TOKYO – The Bank of Japan on Friday presented a new loan facility to banks lending to projects or businesses fighting climate change, as the country tries to accelerate its transition to clean energy and accelerate its efforts to reduce emissions.
The new climate lending facility will allow the central bank to lend to commercial banks at zero interest rates for up to one year. Loans can be renewed without limit under the facility, which is expected to last until fiscal year 2030.
As an incentive, the BOJ will exempt reserves held at the central bank from negative interest rates equal to twice the amount it lends. The facility is only available for loans and investments in climate projects in Japan. To be eligible for interest-free loans, commercial banks must provide information on the loans they make in accordance with international standards.
The program turned out to be much larger than some economists had anticipated.
“Judging by the broad outline of the program, the BOJ intends to undertake a major climate finance program,” said Hideo Kumano, chief economist at the Dai-ichi Life Research Institute.
Others say the installation was less ambitious than they anticipated. They had sought even stronger incentives, such as banks receiving 0.1% or 0.2% interest from the BOJ on loans granted, or the facility covering even loans and investments made abroad.
BOJ Governor Haruhiko Kuroda told a press conference that the central bank is focusing on promoting long-term investments in green projects, rather than producing a short-term push.
“Dealing with climate change requires significant investments and long-term commitments. We hope the new facility will encourage companies to start planning for such investments, including hiring the necessary talent,” Kuroda said, adding that the facility offers “sufficient incentives” for banks to increase green finance.
The big banks should be the ones who are able to take advantage of the new credit facility as they have more expertise in climate finance and are familiar with international disclosure rules. Small banks and regional lenders should be slow to catch up. Kuroda expressed hope that regional lenders will also benefit from the program, saying the emission reductions are a national project.
The move came after the central bank announced on June 18 that it would introduce the new facility this year. More specific details, such as the scale of the facility, will be defined by the fall and the program will begin by the end of the year.
The program is intended to be the successor to the outgoing facility for the promotion of growth support loans, which is due to end in June 2022.
Under the Growth Support Loan Facility, the BOJ has provided 0.1% loans for up to four years to banks that have funded projects seen as contributing to economic growth. The facility has an outstanding balance of some 7.5 trillion yen ($ 68 billion) in loans.
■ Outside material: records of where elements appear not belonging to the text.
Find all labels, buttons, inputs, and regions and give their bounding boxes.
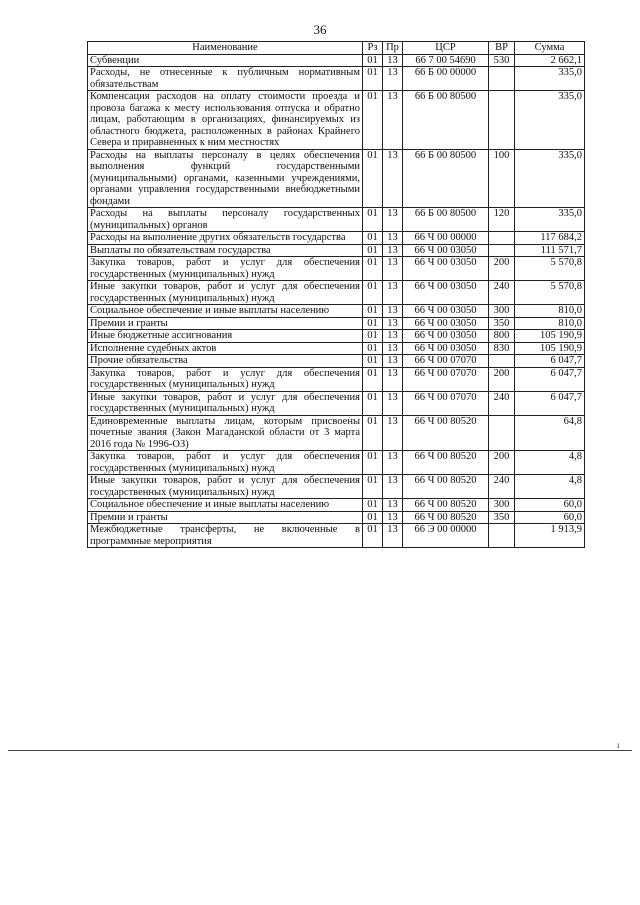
cell-csr: 66 Ч 00 80520 (403, 415, 489, 451)
cell-name: Компенсация расходов на оплату стоимости проезда и провоза багажа к месту использования отпуска и обратно лицам, работающим в организациях, финансируемых из областного бюджета, расположенных в районах Крайнего Севера и приравненных к ним местностях (88, 91, 363, 150)
cell-sum: 5 570,8 (515, 257, 585, 281)
cell-name: Иные бюджетные ассигнования (88, 330, 363, 343)
cell-rz: 01 (363, 232, 383, 245)
cell-csr: 66 Ч 00 00000 (403, 232, 489, 245)
cell-vr: 530 (489, 54, 515, 67)
cell-sum: 4,8 (515, 451, 585, 475)
cell-pr: 13 (383, 511, 403, 524)
cell-rz: 01 (363, 367, 383, 391)
cell-rz: 01 (363, 511, 383, 524)
cell-name: Межбюджетные трансферты, не включенные в программные мероприятия (88, 524, 363, 548)
cell-sum: 2 662,1 (515, 54, 585, 67)
cell-rz: 01 (363, 355, 383, 368)
cell-vr: 830 (489, 342, 515, 355)
header-vr: ВР (489, 42, 515, 55)
table-row (88, 305, 585, 318)
cell-csr: 66 Б 00 80500 (403, 149, 489, 208)
cell-sum: 105 190,9 (515, 342, 585, 355)
cell-vr: 200 (489, 367, 515, 391)
cell-vr (489, 91, 515, 150)
cell-vr (489, 524, 515, 548)
cell-vr: 200 (489, 257, 515, 281)
cell-vr: 240 (489, 475, 515, 499)
cell-csr: 66 Ч 00 80520 (403, 499, 489, 512)
cell-sum: 6 047,7 (515, 355, 585, 368)
table-row (88, 330, 585, 343)
cell-name: Иные закупки товаров, работ и услуг для обеспечения государственных (муниципальных) нужд (88, 475, 363, 499)
cell-csr: 66 Ч 00 80520 (403, 451, 489, 475)
cell-vr: 120 (489, 208, 515, 232)
table-header-row (88, 42, 585, 55)
cell-csr: 66 Ч 00 03050 (403, 330, 489, 343)
cell-name: Социальное обеспечение и иные выплаты населению (88, 305, 363, 318)
cell-rz: 01 (363, 317, 383, 330)
cell-pr: 13 (383, 244, 403, 257)
table-row (88, 281, 585, 305)
cell-name: Закупка товаров, работ и услуг для обеспечения государственных (муниципальных) нужд (88, 257, 363, 281)
header-pr: Пр (383, 42, 403, 55)
cell-pr: 13 (383, 499, 403, 512)
cell-name: Расходы на выплаты персоналу в целях обеспечения выполнения функций государственными (муниципальными) органами, казенными учреждениями, органами управления государственными внебюджетными фондами (88, 149, 363, 208)
cell-sum: 5 570,8 (515, 281, 585, 305)
cell-rz: 01 (363, 499, 383, 512)
cell-sum: 6 047,7 (515, 391, 585, 415)
cell-vr (489, 415, 515, 451)
cell-name: Иные закупки товаров, работ и услуг для обеспечения государственных (муниципальных) нужд (88, 281, 363, 305)
cell-sum: 60,0 (515, 499, 585, 512)
cell-pr: 13 (383, 451, 403, 475)
cell-rz: 01 (363, 244, 383, 257)
cell-vr: 240 (489, 281, 515, 305)
cell-vr: 100 (489, 149, 515, 208)
cell-name: Субвенции (88, 54, 363, 67)
table-row (88, 451, 585, 475)
cell-name: Расходы, не отнесенные к публичным нормативным обязательствам (88, 67, 363, 91)
cell-csr: 66 Ч 00 80520 (403, 511, 489, 524)
table-row (88, 367, 585, 391)
cell-pr: 13 (383, 415, 403, 451)
cell-sum: 6 047,7 (515, 367, 585, 391)
cell-pr: 13 (383, 305, 403, 318)
table-row (88, 511, 585, 524)
cell-sum: 60,0 (515, 511, 585, 524)
cell-sum: 1 913,9 (515, 524, 585, 548)
cell-csr: 66 Б 00 80500 (403, 208, 489, 232)
cell-name: Единовременные выплаты лицам, которым присвоены почетные звания (Закон Магаданской области от 3 марта 2016 года № 1996-ОЗ) (88, 415, 363, 451)
cell-name: Премии и гранты (88, 317, 363, 330)
table-row (88, 67, 585, 91)
cell-pr: 13 (383, 524, 403, 548)
cell-pr: 13 (383, 232, 403, 245)
header-csr: ЦСР (403, 42, 489, 55)
cell-rz: 01 (363, 391, 383, 415)
cell-csr: 66 Ч 00 07070 (403, 391, 489, 415)
cell-name: Расходы на выполнение других обязательств государства (88, 232, 363, 245)
table-row (88, 257, 585, 281)
cell-pr: 13 (383, 257, 403, 281)
table-row (88, 355, 585, 368)
cell-pr: 13 (383, 355, 403, 368)
cell-pr: 13 (383, 91, 403, 150)
header-name: Наименование (88, 42, 363, 55)
table-row (88, 499, 585, 512)
table-row (88, 54, 585, 67)
cell-rz: 01 (363, 54, 383, 67)
cell-csr: 66 7 00 54690 (403, 54, 489, 67)
cell-sum: 64,8 (515, 415, 585, 451)
cell-csr: 66 Ч 00 03050 (403, 305, 489, 318)
cell-vr (489, 355, 515, 368)
cell-name: Исполнение судебных актов (88, 342, 363, 355)
cell-sum: 105 190,9 (515, 330, 585, 343)
page-divider (8, 750, 632, 751)
cell-sum: 335,0 (515, 208, 585, 232)
cell-csr: 66 Ч 00 03050 (403, 244, 489, 257)
budget-table (87, 41, 585, 548)
cell-sum: 335,0 (515, 149, 585, 208)
cell-csr: 66 Б 00 80500 (403, 91, 489, 150)
cell-pr: 13 (383, 149, 403, 208)
footer-mark: ı (617, 740, 620, 750)
table-row (88, 475, 585, 499)
cell-vr (489, 67, 515, 91)
table-row (88, 244, 585, 257)
cell-csr: 66 Ч 00 03050 (403, 281, 489, 305)
cell-rz: 01 (363, 342, 383, 355)
cell-rz: 01 (363, 149, 383, 208)
cell-pr: 13 (383, 281, 403, 305)
cell-rz: 01 (363, 451, 383, 475)
cell-vr: 300 (489, 305, 515, 318)
cell-csr: 66 Э 00 00000 (403, 524, 489, 548)
cell-sum: 111 571,7 (515, 244, 585, 257)
page-number: 36 (313, 22, 327, 37)
cell-pr: 13 (383, 67, 403, 91)
cell-vr: 350 (489, 317, 515, 330)
cell-rz: 01 (363, 524, 383, 548)
cell-csr: 66 Ч 00 80520 (403, 475, 489, 499)
cell-rz: 01 (363, 305, 383, 318)
cell-rz: 01 (363, 475, 383, 499)
cell-name: Выплаты по обязательствам государства (88, 244, 363, 257)
cell-vr (489, 244, 515, 257)
cell-rz: 01 (363, 330, 383, 343)
cell-pr: 13 (383, 342, 403, 355)
cell-name: Расходы на выплаты персоналу государственных (муниципальных) органов (88, 208, 363, 232)
cell-pr: 13 (383, 317, 403, 330)
cell-rz: 01 (363, 91, 383, 150)
cell-pr: 13 (383, 330, 403, 343)
cell-sum: 4,8 (515, 475, 585, 499)
cell-sum: 810,0 (515, 305, 585, 318)
cell-sum: 335,0 (515, 91, 585, 150)
cell-name: Премии и гранты (88, 511, 363, 524)
cell-sum: 117 684,2 (515, 232, 585, 245)
cell-pr: 13 (383, 475, 403, 499)
cell-sum: 335,0 (515, 67, 585, 91)
table-row (88, 149, 585, 208)
header-rz: Рз (363, 42, 383, 55)
cell-pr: 13 (383, 54, 403, 67)
cell-vr: 800 (489, 330, 515, 343)
cell-name: Закупка товаров, работ и услуг для обеспечения государственных (муниципальных) нужд (88, 367, 363, 391)
cell-pr: 13 (383, 391, 403, 415)
cell-vr: 300 (489, 499, 515, 512)
cell-vr: 200 (489, 451, 515, 475)
cell-csr: 66 Б 00 00000 (403, 67, 489, 91)
table-row (88, 415, 585, 451)
cell-csr: 66 Ч 00 03050 (403, 257, 489, 281)
cell-rz: 01 (363, 67, 383, 91)
cell-csr: 66 Ч 00 07070 (403, 355, 489, 368)
table-row (88, 391, 585, 415)
cell-name: Прочие обязательства (88, 355, 363, 368)
table-row (88, 317, 585, 330)
cell-name: Иные закупки товаров, работ и услуг для обеспечения государственных (муниципальных) нужд (88, 391, 363, 415)
cell-pr: 13 (383, 367, 403, 391)
cell-vr (489, 232, 515, 245)
cell-pr: 13 (383, 208, 403, 232)
table-row (88, 91, 585, 150)
cell-rz: 01 (363, 257, 383, 281)
table-row (88, 524, 585, 548)
cell-csr: 66 Ч 00 03050 (403, 317, 489, 330)
cell-name: Закупка товаров, работ и услуг для обеспечения государственных (муниципальных) нужд (88, 451, 363, 475)
cell-csr: 66 Ч 00 07070 (403, 367, 489, 391)
cell-sum: 810,0 (515, 317, 585, 330)
table-row (88, 208, 585, 232)
cell-vr: 350 (489, 511, 515, 524)
table-row (88, 232, 585, 245)
header-sum: Сумма (515, 42, 585, 55)
cell-rz: 01 (363, 415, 383, 451)
cell-name: Социальное обеспечение и иные выплаты населению (88, 499, 363, 512)
cell-rz: 01 (363, 208, 383, 232)
cell-rz: 01 (363, 281, 383, 305)
cell-vr: 240 (489, 391, 515, 415)
cell-csr: 66 Ч 00 03050 (403, 342, 489, 355)
table-row (88, 342, 585, 355)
Economists say the BOJ goes hand in hand with Prime Minister Yoshihide Suga’s government and its clean energy push. The government intends to cut greenhouse gas emissions by about half by 2030, ban the sale of new gasoline-powered cars by 2035 and achieve carbon neutrality by 2050.
The Suga government has put in place a wide range of incentives to help develop the industry around clean technology. Incentives are offered not only to corporate borrowers, but also to ventures at risk. BOJ’s new climate facility could be made available to a wide range of investments, Kumano said.
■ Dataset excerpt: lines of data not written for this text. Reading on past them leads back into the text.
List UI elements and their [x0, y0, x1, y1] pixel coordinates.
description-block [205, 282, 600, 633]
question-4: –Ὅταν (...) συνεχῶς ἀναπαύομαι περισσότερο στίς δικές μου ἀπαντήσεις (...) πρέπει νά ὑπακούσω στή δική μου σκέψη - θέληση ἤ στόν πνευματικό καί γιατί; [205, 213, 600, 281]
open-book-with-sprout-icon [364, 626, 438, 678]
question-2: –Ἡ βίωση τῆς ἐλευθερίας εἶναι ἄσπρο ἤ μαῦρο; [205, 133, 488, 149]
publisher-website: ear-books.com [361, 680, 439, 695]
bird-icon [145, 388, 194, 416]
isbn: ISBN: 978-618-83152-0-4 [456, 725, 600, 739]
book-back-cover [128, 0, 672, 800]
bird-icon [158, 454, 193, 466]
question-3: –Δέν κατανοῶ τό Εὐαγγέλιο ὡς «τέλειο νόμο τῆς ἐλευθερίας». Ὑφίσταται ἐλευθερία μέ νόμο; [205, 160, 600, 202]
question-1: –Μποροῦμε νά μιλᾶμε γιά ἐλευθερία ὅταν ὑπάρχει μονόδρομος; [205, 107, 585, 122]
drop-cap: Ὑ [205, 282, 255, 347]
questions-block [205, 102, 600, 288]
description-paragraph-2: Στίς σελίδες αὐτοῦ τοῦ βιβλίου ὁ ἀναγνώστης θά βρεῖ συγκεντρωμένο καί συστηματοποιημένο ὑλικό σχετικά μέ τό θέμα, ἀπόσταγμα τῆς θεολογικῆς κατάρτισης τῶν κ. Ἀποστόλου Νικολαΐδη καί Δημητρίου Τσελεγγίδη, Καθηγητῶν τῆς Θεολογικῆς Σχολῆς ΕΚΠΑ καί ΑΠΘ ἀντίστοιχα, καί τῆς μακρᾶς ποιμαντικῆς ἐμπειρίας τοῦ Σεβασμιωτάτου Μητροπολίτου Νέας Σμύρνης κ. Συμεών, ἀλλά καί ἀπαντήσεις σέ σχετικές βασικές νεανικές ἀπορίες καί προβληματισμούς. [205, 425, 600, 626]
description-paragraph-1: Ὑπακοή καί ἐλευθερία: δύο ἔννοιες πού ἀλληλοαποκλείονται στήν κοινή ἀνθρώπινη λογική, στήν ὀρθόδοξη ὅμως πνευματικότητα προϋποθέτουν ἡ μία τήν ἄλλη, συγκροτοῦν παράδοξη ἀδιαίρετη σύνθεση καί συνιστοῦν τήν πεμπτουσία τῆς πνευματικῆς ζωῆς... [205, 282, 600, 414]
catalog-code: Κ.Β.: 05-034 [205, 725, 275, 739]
The issuance of green bonds by Japanese companies is on the rise, reaching nearly $ 10 billion last year. But the amount remains derisory compared to those of the United States or Germany. The BOJ’s decision is expected to help accelerate Japan Inc.’s transition to clean technologies and make the country a climate leader.
At the same time, the BOJ decided on the same day to keep its main policy levers unchanged, including short-term interest rates at minus 0.1% and long-term rates at around zero.
A quarterly outlook report released separately showed that the bank’s nine board members expect the economy to grow 3.8% in fiscal 2021, down from April’s estimate of 4.0%, and 2.7% for fiscal 2022, compared to 2.4% forecast in April.
The revision of the projections for core consumer inflation has been more remarkable.
Board members now forecast inflation of 0.6% for fiscal 2021 instead of 0.1% as expected three months ago. For fiscal year 2022, inflation is projected at 0.9% instead of 0.8%. The sharp rise follows a surge in commodity prices amid a global economic rebound after the coronavirus crisis.